Fisk is one of 101 schools the U.S. Department of Education recognizes as HBCUs. These schools were established before 1964 primarily to educate African Americans and are accredited by a nationally recognized organization. The Higher Education Act of 1965 coined the term “HBCU” and expanded federal funding for the schools.

Students of all races can attend HBCUs, and not all HBCUs are predominantly Black. Nearly 300,000 students attend HBCUs.

While they enrol 10 percent of all African American college students, HBCUs churn out almost 20 percent of African American graduates and 32 percent of African American STEM graduates (science, technology, engineering and math), according to the United Negro College Fund, a philanthropic organization.

The first HBCUs — Wilberforce University in Ohio, Cheyney University of Pennsylvania and Lincoln University also in Pennsylvania — were established in the North before the U.S. Civil War, when discrimination blocked Black students from traditionally white schools. These HBCUs trained Black teachers, ministers and tradespeople.

“Each institution is unique and is an important part of this country’s educational fabric,” U.S. Education Secretary Betsy DeVos said in a statement.

With their large endowments and active alumni, the most well-known HBCUs are Howard University in Washington, Spelman College, an all-women’s college in Georgia; Morehouse College, an all-men’s college near Spelman; and Hampton University in Virginia. They and the other HBCUs have long graduated alumni who become renowned.

Civil rights hero Diane Nash was studying at Fisk when she organized the Freedom Rides, which pulled students and alumni from other HBCUs, including future U.S. Representative John Lewis from American Baptist College and Margaret Winonah Beamer Myers (a white student) from Central State University. Their activism helped desegregate interstate bus facilities.

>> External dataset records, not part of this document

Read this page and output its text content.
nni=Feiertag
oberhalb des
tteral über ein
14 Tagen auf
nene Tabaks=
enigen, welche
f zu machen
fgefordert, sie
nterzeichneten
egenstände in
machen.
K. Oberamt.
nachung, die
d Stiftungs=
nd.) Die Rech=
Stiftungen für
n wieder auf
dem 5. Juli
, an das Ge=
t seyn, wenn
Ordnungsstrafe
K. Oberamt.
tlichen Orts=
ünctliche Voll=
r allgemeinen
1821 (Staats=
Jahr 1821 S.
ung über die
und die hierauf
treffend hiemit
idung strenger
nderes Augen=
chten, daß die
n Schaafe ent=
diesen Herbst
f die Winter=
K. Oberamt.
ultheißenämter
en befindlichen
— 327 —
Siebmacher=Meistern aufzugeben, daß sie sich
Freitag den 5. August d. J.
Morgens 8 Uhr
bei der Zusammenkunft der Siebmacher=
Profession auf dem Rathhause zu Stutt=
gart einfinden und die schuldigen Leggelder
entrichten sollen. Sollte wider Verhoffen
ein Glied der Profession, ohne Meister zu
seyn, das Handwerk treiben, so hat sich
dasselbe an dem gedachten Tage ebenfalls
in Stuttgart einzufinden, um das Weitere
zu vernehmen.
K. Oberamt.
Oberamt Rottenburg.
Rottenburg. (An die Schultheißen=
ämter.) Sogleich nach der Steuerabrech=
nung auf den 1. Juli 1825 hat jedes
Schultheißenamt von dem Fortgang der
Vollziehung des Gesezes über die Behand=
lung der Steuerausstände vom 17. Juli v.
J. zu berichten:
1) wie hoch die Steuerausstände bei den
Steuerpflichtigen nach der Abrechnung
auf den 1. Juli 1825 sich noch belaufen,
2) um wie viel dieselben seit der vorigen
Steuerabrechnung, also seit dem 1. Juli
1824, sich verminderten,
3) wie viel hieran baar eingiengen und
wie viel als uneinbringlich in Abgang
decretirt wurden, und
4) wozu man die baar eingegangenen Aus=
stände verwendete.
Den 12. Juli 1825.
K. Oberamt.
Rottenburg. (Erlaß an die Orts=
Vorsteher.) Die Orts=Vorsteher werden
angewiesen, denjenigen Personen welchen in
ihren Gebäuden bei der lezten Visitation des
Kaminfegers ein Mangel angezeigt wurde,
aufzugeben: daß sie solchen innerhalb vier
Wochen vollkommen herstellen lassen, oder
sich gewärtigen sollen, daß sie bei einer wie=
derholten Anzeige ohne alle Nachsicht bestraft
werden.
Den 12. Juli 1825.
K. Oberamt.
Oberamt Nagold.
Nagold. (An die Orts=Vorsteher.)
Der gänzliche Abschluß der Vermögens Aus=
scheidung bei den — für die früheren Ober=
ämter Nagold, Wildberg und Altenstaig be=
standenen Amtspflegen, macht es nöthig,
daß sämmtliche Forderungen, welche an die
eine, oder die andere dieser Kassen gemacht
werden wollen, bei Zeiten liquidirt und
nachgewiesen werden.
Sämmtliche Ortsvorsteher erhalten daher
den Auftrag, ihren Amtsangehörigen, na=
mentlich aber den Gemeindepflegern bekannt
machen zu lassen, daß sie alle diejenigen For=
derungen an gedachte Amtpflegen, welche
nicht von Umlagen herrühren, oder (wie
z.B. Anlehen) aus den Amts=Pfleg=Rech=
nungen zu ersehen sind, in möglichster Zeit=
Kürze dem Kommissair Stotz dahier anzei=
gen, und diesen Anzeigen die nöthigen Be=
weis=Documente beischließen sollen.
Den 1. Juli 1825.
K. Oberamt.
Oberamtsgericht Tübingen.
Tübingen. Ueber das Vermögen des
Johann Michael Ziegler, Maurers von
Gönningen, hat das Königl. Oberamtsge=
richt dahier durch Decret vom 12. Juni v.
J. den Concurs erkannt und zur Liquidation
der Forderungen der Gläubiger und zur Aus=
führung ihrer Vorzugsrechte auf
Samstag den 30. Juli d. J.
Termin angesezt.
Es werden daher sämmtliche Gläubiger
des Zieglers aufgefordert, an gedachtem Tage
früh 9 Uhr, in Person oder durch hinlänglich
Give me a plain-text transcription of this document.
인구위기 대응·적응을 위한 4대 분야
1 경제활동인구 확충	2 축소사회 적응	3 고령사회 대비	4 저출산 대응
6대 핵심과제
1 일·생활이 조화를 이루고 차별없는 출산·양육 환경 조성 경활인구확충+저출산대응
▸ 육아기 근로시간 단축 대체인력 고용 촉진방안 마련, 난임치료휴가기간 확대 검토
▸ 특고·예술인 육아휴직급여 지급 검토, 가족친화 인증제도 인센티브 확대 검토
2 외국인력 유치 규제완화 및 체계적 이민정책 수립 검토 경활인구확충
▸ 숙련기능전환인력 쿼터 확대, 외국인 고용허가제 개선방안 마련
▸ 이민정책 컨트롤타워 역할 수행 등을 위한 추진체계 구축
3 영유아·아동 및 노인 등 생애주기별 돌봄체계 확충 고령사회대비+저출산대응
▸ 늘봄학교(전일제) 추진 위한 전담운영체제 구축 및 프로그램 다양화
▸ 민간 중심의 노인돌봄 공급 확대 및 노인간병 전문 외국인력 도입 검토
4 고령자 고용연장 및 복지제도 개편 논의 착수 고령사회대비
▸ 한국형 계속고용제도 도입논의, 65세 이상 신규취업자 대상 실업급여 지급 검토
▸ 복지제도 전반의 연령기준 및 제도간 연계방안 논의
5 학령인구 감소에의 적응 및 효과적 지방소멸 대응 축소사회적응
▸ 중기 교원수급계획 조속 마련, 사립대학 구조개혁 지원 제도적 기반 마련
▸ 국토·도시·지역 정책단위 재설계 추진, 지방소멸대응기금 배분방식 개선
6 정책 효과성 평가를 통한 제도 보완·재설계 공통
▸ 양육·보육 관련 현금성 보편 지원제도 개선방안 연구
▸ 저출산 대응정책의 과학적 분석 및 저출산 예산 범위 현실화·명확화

Bayard Rustin, a Wilberforce and Cheyney alumnus, helped organize the Montgomery Bus Boycott and the March on Washington at which Martin Luther King Jr., a Morehouse College graduate, delivered his “I Have A Dream” speech.

In 1954, Howard University law graduate Thurgood Marshall and a team of other attorneys ended segregation in public education by winning the landmark Brown v. Board of Education of Topeka, Kansas, lawsuit at the U.S. Supreme Court. (Marshall became a Supreme Court justice in 1967).

Recently, several HBCU-educated attorneys have begun preparing cases against indicted killers of Black people. For instance, L. Chris Stewart (Xavier University and Howard University School of Law) represents Rayshard Brooks’ family in Georgia. (Brooks, a 27-year-old Black man, was shot and killed by an Atlanta police officer on June 12. The officer was fired and charged with murder).

Texas Southern University, another HBCU, reserved a full scholarship for George Floyd’s 6-year-old daughter when she’s college-aged. (Floyd, a 46-year-old Black man, was killed by police during a May 25 arrest in Minneapolis. The officers were fired and charged with murder or other felonies).

In 1999, deGregory became the first in her family to enrol in a university. Jones, the recruiter (now associate provost at Howard University), helped her win a partial scholarship to Fisk.